The centrist politician met President Emmanuel Macron at the Elysee Palace early this morning.
The French government collapsed last week after Mr Barnier lost a vote of no confidence.
He decided to use special powers to force a social security budget through the lower house of parliament without a final vote.
A last-minute concession was not enough to win support from the hard-right National Rally (RN).
It was the first time a French government had lost a confidence vote since 1962, and Mr Barnier subsequently tendered his resignation.
The 73-year-old was appointed in September and has become the shortest-serving prime minister in France’s modern Republic, after lasting just 90 days in the job.
Mr Barnier was appointed following surprise elections called by President Macron earlier this year, which led to shock results which left the government in limbo.
Europe correspondent
Francois Bayrou, a former minister who has run three times for president and started his own political party, has been named as the new French prime minister.
He will start the job immediately, with the job of bringing some calm to the nation’s volatile parliament. He faces a job that is, at best, imposing and, at worst, impossible. He will have to work with President Emmanuel Macron, while also finding common ground between a parliament that is split between politicians from the far left and far right, some of whom loathe the president and will do whatever it takes to undermine him.

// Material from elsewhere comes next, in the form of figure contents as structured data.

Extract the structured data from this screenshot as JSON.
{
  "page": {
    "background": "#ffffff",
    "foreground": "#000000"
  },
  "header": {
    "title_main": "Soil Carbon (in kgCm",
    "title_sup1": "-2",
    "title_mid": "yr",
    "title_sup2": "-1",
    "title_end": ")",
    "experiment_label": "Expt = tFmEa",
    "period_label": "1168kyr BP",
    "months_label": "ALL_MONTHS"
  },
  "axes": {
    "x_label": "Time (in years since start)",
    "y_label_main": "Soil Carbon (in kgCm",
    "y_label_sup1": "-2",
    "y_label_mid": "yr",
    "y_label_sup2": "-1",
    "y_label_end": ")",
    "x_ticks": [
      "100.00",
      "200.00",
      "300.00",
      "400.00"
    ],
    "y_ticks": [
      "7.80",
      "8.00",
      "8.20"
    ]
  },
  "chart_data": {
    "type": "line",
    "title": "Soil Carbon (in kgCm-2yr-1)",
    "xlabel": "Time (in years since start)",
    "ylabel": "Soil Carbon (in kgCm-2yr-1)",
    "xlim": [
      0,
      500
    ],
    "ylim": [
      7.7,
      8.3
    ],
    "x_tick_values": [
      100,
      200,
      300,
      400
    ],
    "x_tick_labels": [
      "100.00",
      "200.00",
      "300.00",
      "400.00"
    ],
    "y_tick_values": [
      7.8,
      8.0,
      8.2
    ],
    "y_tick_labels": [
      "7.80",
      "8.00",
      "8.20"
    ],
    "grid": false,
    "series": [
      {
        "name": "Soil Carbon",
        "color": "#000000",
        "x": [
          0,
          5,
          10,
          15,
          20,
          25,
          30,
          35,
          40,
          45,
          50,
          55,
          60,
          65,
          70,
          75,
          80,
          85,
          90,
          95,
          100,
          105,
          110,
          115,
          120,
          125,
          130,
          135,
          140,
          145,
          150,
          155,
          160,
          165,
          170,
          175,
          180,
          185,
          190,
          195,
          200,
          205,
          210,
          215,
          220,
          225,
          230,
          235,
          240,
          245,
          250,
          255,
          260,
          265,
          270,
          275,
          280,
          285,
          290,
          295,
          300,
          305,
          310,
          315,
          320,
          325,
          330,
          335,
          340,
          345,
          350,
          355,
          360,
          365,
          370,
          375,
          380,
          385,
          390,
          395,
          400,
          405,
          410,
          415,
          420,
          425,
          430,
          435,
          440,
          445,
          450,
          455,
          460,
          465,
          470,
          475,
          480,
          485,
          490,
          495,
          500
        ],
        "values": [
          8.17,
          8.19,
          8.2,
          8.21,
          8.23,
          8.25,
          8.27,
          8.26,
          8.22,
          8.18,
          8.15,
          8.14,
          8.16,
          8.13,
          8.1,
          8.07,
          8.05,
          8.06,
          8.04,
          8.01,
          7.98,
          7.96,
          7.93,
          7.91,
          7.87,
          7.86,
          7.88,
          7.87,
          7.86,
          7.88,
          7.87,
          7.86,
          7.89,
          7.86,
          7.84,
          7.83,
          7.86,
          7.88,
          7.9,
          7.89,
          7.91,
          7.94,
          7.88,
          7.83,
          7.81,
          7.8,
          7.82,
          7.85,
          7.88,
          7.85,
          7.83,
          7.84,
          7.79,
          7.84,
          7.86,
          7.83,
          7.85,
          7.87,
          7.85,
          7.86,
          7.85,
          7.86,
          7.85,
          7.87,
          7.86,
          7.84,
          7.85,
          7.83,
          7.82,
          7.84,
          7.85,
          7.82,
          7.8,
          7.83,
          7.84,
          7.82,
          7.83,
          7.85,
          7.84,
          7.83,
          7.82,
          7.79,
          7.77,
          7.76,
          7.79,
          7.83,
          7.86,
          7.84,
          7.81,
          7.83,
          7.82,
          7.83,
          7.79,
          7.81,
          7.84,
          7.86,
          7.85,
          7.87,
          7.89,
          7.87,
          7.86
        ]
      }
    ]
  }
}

Bayrou will also have to persuade a fractious, angry parliament to support a budget at a time when the nation’s public finances are under scrutiny. His predecessor lasted just three months in the job – few expect Bayrou to be in for a long stint.

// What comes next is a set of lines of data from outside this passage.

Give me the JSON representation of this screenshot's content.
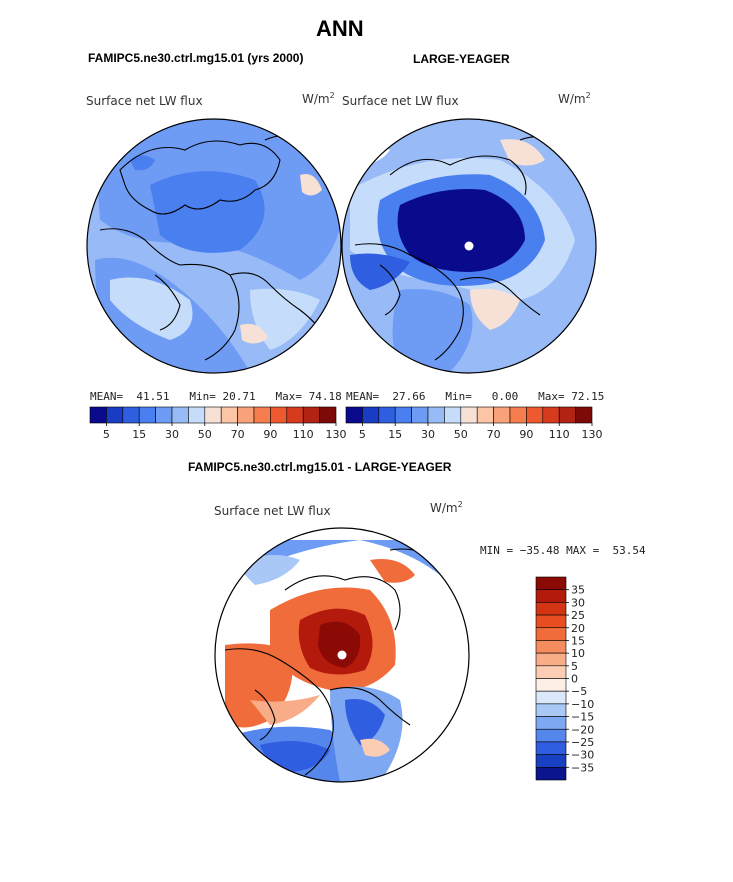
{
  "figure": {
    "title": "ANN"
  },
  "panels": [
    {
      "id": "model",
      "case_title": "FAMIPC5.ne30.ctrl.mg15.01 (yrs 2000)",
      "variable": "Surface net LW flux",
      "units": "W/m",
      "units_sup": "2",
      "stats": {
        "mean_label": "MEAN=",
        "mean": "41.51",
        "min_label": "Min=",
        "min": "20.71",
        "max_label": "Max=",
        "max": "74.18"
      }
    },
    {
      "id": "obs",
      "case_title": "LARGE-YEAGER",
      "variable": "Surface net LW flux",
      "units": "W/m",
      "units_sup": "2",
      "stats": {
        "mean_label": "MEAN=",
        "mean": "27.66",
        "min_label": "Min=",
        "min": "0.00",
        "max_label": "Max=",
        "max": "72.15"
      }
    },
    {
      "id": "diff",
      "case_title": "FAMIPC5.ne30.ctrl.mg15.01 - LARGE-YEAGER",
      "variable": "Surface net LW flux",
      "units": "W/m",
      "units_sup": "2",
      "stats": {
        "min_label": "MIN =",
        "min": "−35.48",
        "max_label": "MAX =",
        "max": "53.54"
      }
    }
  ],
  "chart_data": [
    {
      "type": "heatmap",
      "projection": "north-polar-stereographic",
      "title": "Surface net LW flux",
      "units": "W/m2",
      "colorbar": {
        "orientation": "horizontal",
        "tick_labels": [
          "5",
          "15",
          "30",
          "50",
          "70",
          "90",
          "110",
          "130"
        ],
        "colors": [
          "#0a0a8c",
          "#1a3bc4",
          "#2f5ee0",
          "#4a7ff0",
          "#6e9cf5",
          "#98bbf7",
          "#c6dcfb",
          "#f7e0d5",
          "#fbc5a6",
          "#f9a279",
          "#f57d4e",
          "#ee5a2f",
          "#d63b1e",
          "#b22314",
          "#7d0a09"
        ]
      },
      "stats": {
        "mean": 41.51,
        "min": 20.71,
        "max": 74.18
      }
    },
    {
      "type": "heatmap",
      "projection": "north-polar-stereographic",
      "title": "Surface net LW flux",
      "units": "W/m2",
      "colorbar": {
        "orientation": "horizontal",
        "tick_labels": [
          "5",
          "15",
          "30",
          "50",
          "70",
          "90",
          "110",
          "130"
        ],
        "colors": [
          "#0a0a8c",
          "#1a3bc4",
          "#2f5ee0",
          "#4a7ff0",
          "#6e9cf5",
          "#98bbf7",
          "#c6dcfb",
          "#f7e0d5",
          "#fbc5a6",
          "#f9a279",
          "#f57d4e",
          "#ee5a2f",
          "#d63b1e",
          "#b22314",
          "#7d0a09"
        ]
      },
      "stats": {
        "mean": 27.66,
        "min": 0.0,
        "max": 72.15
      }
    },
    {
      "type": "heatmap",
      "projection": "north-polar-stereographic",
      "title": "Surface net LW flux",
      "units": "W/m2",
      "colorbar": {
        "orientation": "vertical",
        "tick_labels": [
          "35",
          "30",
          "25",
          "20",
          "15",
          "10",
          "5",
          "0",
          "−5",
          "−10",
          "−15",
          "−20",
          "−25",
          "−30",
          "−35"
        ],
        "colors": [
          "#8c0a06",
          "#b41a0c",
          "#d23414",
          "#e84e22",
          "#f06c3a",
          "#f48c5e",
          "#f8ac88",
          "#fbcdb4",
          "#fdeee6",
          "#dbe8fb",
          "#a9c8f6",
          "#7ea8f1",
          "#5586ec",
          "#2f5ee0",
          "#1740c2",
          "#0a148c"
        ]
      },
      "stats": {
        "min": -35.48,
        "max": 53.54
      }
    }
  ]
}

Although from different parties, Bayrou is a long-standing ally of President Macron. He was the justice minister in the first government after Macron’s election, but then had to resign after being accused of fraud. He was acquitted of those charges earlier this year.
Bayrou, who is 73 years old, leads the Democratic Movement, which he founded in 2007. He has made three unsuccessful runs at the presidency – in 2002, 2007 and 2012.
His rise to the job of prime minister comes as part of the fallout from the summer, when Macron called fresh national elections. The result was a National Assembly that was essentially split between Left, Right and Centre parties, creating gridlock between politicians who could find few areas of consensus. It took two months for Macron to find a candidate for prime minister, Michel Barnier, who seemed palatable to all sides.
Instead, Barnier’s tenure was a clear warning of how tough the job is, and what Bayrou will have to manage.